イエロー・マジック・オーケストラ結成直前の細野晴臣のプロデュースのもと、完成を迎えながらもお蔵入りの憂き目に遭っていた作品が47年の歳月を経てようやく陽の目を見ることになりました。ニューオーリンズ生まれのシンガー、リンダ・キャリエールのファーストアルバム『Linda Carriere』です。
当時ロサンゼルスのクラブで歌っていたリンダのアルバムの構想が浮上したのは、1977年のこと。細野とプロデューサー契約を結んだアルファレコードが、その記念すべき最初のリリースとして彼と企画したのがそもそもの始まりでした。
あえてアメリカ人シンガーのリンダに白羽の矢を立てた細野はワールドワイドに発信することを念頭に置いて制作を進めましたが、世界戦略を担う海外スタッフから芳しい評価を得られずアルバムはあえなく幻となってしまいます。
それから47年。封が解かれることは永遠に叶わないと思われていた、伝説のアルバムの奇跡の商品化。
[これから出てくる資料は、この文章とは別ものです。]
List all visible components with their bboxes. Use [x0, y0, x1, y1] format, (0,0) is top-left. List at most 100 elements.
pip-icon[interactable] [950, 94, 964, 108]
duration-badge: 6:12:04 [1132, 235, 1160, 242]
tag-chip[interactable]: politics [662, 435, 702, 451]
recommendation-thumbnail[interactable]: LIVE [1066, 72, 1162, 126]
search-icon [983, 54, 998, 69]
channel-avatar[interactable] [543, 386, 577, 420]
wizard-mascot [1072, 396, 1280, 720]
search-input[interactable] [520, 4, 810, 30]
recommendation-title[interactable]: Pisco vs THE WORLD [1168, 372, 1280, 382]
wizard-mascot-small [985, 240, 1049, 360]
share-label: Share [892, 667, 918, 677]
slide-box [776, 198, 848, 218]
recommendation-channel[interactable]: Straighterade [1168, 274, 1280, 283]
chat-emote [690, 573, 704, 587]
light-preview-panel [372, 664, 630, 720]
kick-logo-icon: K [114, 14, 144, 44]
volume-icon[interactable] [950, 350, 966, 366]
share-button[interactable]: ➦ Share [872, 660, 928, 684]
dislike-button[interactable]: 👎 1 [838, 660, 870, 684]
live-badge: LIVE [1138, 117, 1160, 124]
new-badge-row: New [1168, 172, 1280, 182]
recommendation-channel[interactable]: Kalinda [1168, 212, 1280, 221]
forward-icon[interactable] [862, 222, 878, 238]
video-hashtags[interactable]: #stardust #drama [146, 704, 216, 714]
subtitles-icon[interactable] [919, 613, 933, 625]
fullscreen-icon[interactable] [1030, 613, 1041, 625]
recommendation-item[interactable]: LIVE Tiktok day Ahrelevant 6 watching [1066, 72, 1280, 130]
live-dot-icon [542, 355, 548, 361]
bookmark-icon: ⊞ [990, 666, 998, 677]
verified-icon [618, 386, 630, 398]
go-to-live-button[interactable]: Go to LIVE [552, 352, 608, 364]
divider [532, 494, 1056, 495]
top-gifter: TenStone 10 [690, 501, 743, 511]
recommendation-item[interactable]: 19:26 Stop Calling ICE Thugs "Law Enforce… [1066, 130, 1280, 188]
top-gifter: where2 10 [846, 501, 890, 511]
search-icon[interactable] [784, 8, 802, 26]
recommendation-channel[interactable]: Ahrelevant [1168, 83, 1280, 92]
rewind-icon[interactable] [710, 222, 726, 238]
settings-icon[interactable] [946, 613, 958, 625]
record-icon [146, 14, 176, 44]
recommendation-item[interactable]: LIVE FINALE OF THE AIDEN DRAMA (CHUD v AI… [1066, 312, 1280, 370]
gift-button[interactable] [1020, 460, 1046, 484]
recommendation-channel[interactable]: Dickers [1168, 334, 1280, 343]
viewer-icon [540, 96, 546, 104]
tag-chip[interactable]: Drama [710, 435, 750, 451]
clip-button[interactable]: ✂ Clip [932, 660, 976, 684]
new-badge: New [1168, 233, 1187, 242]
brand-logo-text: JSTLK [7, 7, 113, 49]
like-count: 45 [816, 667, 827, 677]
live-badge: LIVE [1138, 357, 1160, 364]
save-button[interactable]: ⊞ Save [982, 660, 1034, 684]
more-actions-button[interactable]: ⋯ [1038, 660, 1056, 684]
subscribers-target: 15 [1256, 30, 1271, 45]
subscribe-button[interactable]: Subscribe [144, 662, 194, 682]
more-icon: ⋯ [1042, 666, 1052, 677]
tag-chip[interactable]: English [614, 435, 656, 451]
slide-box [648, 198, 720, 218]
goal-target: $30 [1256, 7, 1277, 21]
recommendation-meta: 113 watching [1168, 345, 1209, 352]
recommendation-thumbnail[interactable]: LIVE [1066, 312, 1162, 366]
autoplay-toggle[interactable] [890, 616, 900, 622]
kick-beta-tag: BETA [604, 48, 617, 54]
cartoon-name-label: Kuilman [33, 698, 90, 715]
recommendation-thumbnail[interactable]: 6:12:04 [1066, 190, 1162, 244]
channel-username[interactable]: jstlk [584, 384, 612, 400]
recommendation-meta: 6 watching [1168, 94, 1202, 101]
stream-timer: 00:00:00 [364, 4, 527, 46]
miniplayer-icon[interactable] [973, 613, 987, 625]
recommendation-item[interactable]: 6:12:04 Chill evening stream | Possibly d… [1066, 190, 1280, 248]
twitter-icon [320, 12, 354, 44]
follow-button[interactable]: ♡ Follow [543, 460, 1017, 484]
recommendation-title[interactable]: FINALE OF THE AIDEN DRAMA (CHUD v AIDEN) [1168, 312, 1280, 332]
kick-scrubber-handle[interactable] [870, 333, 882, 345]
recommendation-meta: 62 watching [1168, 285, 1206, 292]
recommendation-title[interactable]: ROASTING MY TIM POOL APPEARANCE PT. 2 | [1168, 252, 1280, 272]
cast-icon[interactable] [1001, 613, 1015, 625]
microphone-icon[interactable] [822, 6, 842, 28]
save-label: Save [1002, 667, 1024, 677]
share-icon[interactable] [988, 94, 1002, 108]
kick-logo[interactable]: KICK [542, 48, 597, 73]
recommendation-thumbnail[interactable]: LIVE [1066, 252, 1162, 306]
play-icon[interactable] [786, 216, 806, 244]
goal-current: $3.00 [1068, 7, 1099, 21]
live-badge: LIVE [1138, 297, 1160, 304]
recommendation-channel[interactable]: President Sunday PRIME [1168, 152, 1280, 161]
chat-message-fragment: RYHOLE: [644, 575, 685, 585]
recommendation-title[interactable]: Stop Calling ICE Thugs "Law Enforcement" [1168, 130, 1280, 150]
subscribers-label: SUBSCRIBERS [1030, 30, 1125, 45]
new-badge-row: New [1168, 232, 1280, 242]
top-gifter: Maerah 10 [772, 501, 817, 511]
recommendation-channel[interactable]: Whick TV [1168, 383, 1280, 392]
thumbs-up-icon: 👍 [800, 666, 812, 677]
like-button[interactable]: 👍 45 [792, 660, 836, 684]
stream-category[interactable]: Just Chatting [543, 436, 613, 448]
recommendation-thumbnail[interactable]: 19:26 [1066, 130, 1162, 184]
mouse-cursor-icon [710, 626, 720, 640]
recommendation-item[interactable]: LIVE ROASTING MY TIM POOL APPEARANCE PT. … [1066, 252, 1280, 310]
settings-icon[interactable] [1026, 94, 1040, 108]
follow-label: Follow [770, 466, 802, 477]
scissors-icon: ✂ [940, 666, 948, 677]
細野をはじめ、山下達郎、吉田美奈子、矢野顕子、佐藤博ら、以降日本のポップスをリードしていく若き俊英たちの才能が注がれた洒脱なソウルミュージックは、時間の経過をものともせずに凜とした麗しさを保ち続けています。シティポップの世界的な再評価を通過した現在の状況を踏まえると、このアルバムの真価を問うのはいまこそがベストなタイミングなのかもしれません。